Re: [PATCH] block: reintroduce discard_zeroes_data sysfs file and BLKDISCARDZEROES

Lukas Czerner <lczerner@xxxxxxxxxx> · Thu, 17 Aug 2017 09:47:44 +0200

On Wed, Aug 16, 2017 at 09:49:22PM -0400, Martin K. Petersen wrote:
> e standards tweaked the definitions a bit so the semantics became
> even more confusing and harder to honor in the drivers.
> 
> As a result, we changed things so that discards are only used to
> de-provision blocks. And the zeroout call/ioctl is used to zero block
> ranges.
> 
> Which ATA/SCSI/NVMe command is issued on the back-end depends on what's
> supported by the device and is hidden from the caller.
> 
> However, zeroout is guaranteed to return a zeroed block range on
> subsequent reads. The blocks may be unmapped, anchored, written
> explicitly, written with write same, or a combination thereof. But you
> are guaranteed predictable results.
> 
> Whereas a discarded region may be sliced and diced and rounded off
> before it hits the device. Which is then free to ignore all or parts of
> the request.
> 
> Consequently, discard_zeroes_data is meaningless. Because there is no
> guarantee that all of the discarded blocks will be acted upon. It
> kinda-sorta sometimes worked (if the device was whitelisted, had a
> reported alignment of 0, a granularity of 512 bytes, stacking didn't get
> in the way, and you were lucky on the device end). But there were always
> conditions.

Thanks for the detailed explanation. That's wery usefull to know!

> 
> So taking a step back: What information specifically were you trying to
> obtain from querying that flag? And why do you need it?

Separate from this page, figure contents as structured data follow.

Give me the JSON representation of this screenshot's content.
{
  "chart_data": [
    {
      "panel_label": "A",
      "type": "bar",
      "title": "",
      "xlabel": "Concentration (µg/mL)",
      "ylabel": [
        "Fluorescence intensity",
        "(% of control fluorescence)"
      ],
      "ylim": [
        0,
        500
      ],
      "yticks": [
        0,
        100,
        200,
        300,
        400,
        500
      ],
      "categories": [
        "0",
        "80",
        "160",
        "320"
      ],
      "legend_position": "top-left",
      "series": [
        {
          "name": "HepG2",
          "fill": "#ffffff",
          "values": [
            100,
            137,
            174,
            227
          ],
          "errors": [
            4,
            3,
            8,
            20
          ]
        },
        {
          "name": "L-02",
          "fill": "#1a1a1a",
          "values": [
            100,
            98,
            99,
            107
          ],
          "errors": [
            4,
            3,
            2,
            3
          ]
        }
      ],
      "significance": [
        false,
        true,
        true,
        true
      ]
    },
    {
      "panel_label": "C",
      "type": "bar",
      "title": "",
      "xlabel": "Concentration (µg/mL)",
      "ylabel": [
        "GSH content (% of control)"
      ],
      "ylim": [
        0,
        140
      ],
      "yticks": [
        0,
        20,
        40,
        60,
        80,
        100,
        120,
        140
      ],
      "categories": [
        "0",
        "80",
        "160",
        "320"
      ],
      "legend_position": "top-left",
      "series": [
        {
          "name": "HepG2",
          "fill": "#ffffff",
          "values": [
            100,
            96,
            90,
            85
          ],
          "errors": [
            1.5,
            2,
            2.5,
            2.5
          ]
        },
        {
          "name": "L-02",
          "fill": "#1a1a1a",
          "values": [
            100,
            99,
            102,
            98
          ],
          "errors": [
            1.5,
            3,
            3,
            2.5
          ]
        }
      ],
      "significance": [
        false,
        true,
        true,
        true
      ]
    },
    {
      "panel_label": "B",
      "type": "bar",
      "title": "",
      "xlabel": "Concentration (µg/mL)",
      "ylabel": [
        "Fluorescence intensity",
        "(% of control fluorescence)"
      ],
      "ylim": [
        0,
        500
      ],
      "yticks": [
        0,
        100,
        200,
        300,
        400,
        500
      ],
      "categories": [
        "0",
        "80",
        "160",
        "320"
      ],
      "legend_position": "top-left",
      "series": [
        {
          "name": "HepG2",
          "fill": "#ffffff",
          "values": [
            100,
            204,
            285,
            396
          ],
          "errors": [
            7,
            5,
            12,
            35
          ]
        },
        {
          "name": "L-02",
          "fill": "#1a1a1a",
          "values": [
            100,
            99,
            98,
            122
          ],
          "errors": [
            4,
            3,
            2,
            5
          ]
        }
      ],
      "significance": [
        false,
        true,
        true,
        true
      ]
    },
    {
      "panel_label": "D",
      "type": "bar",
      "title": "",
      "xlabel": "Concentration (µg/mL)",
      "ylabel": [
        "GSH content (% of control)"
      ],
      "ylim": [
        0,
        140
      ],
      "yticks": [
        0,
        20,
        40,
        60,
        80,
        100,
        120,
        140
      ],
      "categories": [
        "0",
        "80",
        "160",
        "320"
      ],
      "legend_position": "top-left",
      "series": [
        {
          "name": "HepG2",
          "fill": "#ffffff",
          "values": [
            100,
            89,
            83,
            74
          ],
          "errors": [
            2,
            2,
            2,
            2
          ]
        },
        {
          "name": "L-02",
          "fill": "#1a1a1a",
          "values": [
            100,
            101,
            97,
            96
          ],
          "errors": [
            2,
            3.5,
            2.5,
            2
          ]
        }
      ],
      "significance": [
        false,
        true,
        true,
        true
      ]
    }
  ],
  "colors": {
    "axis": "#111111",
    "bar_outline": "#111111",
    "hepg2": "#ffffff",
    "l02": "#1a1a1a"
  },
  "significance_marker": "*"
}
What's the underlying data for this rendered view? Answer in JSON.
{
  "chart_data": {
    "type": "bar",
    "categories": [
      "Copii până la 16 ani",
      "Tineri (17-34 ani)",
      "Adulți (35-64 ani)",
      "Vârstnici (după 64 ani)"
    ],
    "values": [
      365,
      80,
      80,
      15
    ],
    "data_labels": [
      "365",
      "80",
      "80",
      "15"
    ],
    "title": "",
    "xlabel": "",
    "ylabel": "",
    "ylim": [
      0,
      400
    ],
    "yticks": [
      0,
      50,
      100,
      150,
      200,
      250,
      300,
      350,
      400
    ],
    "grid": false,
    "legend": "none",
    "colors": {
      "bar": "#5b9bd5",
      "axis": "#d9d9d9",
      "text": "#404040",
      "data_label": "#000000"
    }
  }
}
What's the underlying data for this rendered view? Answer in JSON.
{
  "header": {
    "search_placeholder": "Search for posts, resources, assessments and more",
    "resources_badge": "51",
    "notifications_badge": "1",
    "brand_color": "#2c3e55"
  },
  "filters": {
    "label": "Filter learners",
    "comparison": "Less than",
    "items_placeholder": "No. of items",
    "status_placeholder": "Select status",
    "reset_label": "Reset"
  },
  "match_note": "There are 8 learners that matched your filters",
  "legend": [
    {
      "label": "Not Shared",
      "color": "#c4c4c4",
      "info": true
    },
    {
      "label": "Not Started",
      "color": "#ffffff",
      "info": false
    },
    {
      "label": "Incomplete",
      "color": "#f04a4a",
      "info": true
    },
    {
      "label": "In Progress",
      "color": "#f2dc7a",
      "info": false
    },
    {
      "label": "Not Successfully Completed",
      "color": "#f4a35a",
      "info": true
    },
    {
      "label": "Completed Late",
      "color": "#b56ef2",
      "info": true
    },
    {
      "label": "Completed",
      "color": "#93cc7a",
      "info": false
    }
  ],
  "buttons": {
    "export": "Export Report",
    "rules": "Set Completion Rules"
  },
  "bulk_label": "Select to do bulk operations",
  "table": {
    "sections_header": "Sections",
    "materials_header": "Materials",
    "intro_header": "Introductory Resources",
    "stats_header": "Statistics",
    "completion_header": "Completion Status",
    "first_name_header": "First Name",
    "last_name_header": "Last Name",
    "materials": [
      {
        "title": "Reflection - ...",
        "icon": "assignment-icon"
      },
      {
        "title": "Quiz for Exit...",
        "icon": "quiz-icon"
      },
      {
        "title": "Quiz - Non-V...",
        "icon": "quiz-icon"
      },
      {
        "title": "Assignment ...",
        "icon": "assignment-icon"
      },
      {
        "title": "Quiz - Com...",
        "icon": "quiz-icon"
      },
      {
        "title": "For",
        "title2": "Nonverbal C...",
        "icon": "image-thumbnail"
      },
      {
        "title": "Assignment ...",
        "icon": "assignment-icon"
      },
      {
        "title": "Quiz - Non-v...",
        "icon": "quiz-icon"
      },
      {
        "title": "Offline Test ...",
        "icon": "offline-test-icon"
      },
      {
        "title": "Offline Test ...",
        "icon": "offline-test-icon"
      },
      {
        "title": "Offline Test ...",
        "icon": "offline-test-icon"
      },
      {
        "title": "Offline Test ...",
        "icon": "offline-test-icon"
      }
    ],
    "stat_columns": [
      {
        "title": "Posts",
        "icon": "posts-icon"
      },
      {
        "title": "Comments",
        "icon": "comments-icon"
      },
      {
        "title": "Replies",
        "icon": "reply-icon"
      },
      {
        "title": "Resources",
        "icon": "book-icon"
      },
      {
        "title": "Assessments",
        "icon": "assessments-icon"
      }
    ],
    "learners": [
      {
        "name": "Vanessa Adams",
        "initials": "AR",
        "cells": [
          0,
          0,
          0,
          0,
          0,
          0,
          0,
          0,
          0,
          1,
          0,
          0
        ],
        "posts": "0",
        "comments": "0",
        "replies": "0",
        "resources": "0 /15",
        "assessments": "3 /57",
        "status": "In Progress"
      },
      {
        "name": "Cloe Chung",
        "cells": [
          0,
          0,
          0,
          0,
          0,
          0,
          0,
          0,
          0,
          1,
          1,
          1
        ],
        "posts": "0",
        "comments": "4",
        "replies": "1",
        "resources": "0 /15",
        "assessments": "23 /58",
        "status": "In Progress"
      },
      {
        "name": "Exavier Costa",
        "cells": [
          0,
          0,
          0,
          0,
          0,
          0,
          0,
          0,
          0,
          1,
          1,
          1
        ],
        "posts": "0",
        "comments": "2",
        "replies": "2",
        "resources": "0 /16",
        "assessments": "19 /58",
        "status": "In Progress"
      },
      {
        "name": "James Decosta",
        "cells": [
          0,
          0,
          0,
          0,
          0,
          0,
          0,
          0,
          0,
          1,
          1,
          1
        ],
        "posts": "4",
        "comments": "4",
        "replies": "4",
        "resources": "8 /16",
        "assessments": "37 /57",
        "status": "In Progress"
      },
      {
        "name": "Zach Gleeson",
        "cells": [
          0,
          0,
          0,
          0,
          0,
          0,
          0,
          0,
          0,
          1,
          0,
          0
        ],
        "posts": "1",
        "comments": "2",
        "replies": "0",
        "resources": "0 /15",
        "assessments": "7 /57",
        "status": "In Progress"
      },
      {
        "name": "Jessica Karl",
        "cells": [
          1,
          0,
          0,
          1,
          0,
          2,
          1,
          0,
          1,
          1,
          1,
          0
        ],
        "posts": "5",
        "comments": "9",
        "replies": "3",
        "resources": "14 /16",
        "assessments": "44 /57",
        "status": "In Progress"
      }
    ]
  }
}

There are many users that historically benefit from the
"discard_zeroes_data" semantics. For example mkfs, where it's beneficial
to discard the blocks before creating a file system and if we also get
deterministic zeroes on read, even better since we do not have to
initialize some portions of the file system manually.

The other example might be virtualization where they can support
efficient "Wipe After Delete" and "Enable Discard" in case that
"discard_zeroes_data". I am sure there are other examples.

So I understand now that Deterministic Read Zero after TRIM is not
realiable so we do not want to use that flag because we can't guarantee
it in this case. However there are other situations where we can such
as loop device (might be especially usefull for VM) where backing file
system supports punch hole, or even SCSI write same with UNMAP ?

Currently user space can call fallocate with FALLOC_FL_PUNCH_HOLE |
FALLOC_FL_KEEP_SIZE however if that succeeds we're only guaranteed that
the range has been zeroed, not unmapped/discarded ? (that's not very
clear from the comments). None of the modes seems to guarantee both
zeroout and unmap in case of success. However still, there seem to be no
way to tell what's actually supported from user space without ending up
calling fallocate, is there ? While before we had discard_zeroes_data
which people learned to rely on in certain situations, even though it
might have been shaky.

I actually like the rewrite the Christoph did, even though documentation
seems to be lacking. But I just wonder if it's possible to bring back
the former functionality, at least in some form.

Thanks!
-Lukas

> 
> -- 
> Martin K. Petersen	Oracle Linux Engineering